«19 мая 1792 года
Так как враги отечества снова поставили меня под топор тирании, я пересылаю вам два письма, для которых прошу отвести место в первых номерах «Трибуны патриотов». Для свободы чрезвычайно важно, чтобы журналисты, изменяющие ее делу, были разоблачены, а посему я надеюсь, что вы придадите этому некоторое значение.
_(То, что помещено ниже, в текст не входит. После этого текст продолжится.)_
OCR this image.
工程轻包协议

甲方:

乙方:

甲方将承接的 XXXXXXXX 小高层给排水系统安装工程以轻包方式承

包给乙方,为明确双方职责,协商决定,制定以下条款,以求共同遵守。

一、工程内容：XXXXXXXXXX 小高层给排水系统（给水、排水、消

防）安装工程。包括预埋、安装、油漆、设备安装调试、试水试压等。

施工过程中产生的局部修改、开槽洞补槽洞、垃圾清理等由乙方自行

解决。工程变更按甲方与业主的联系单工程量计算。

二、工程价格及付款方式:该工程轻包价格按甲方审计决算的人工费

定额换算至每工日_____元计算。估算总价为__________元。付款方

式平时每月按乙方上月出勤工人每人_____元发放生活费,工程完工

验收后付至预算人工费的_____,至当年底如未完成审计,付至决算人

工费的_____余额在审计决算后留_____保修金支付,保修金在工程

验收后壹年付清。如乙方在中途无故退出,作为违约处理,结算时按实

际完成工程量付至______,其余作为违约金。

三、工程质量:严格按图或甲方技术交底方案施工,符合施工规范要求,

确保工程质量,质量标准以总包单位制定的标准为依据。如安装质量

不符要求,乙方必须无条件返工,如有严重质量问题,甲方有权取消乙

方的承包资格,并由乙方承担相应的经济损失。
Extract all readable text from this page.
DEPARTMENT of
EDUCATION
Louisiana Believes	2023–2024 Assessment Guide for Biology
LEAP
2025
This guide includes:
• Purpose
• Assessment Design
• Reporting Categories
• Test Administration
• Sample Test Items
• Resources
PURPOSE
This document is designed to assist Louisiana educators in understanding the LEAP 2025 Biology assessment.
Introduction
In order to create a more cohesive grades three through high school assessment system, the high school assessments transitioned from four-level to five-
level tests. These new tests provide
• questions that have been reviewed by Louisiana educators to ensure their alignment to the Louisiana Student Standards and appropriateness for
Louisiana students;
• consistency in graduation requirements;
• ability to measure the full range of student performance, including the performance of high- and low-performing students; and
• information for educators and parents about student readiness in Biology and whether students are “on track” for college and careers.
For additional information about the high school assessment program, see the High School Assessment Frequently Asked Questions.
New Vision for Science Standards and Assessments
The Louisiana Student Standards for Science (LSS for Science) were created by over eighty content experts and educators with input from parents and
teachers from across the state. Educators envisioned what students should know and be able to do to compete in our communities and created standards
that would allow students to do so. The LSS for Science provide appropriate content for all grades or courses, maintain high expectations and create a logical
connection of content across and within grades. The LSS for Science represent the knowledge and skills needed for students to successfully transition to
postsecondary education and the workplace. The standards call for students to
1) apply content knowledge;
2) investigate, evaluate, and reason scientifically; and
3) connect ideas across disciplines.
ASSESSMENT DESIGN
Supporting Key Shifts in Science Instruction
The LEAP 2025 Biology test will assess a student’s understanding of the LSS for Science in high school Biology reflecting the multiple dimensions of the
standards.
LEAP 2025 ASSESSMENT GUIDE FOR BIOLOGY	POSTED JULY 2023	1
Письма мною подписаны, чтобы с формальной стороны обеспечить вас на всякий случай.
Мой патриотический привет вам и Фрерону, вашему и моему собрату.
Марат, Друг народа».
Словно бы никакой размолвки и не бывало!
Не помню уже сейчас, выполнил ли Демулен просьбу своего бывшего учителя, но Марат до конца дней своих сохранял теплые чувства к Камиллу, не уставая повторять мне при каждом удобном случае:
— Что бы там ни было, а у этого мальчишки, в сущности, доброе сердце…
И ничто не могло его разуверить в этом убеждении.
Глава 14
Революция распространялась вглубь и вширь.
Проследите дорогу, которой шла она в августе — сентябре 1790 года по всему королевству, — что за зрелище!..
Тулон, Авиньон, Марсель, Ниор живут лихорадочной жизнью; мой родной Бордо не уступает им; в Лангедоке контрреволюция волнует умы призраком близкого голода…
Куда бегут эти бедняки через весь Сент-Этьенн? Они осаждают тюрьму, укрывшую барышников, и вот новый муниципалитет уже выступает с требованием понизить цену на рожь!..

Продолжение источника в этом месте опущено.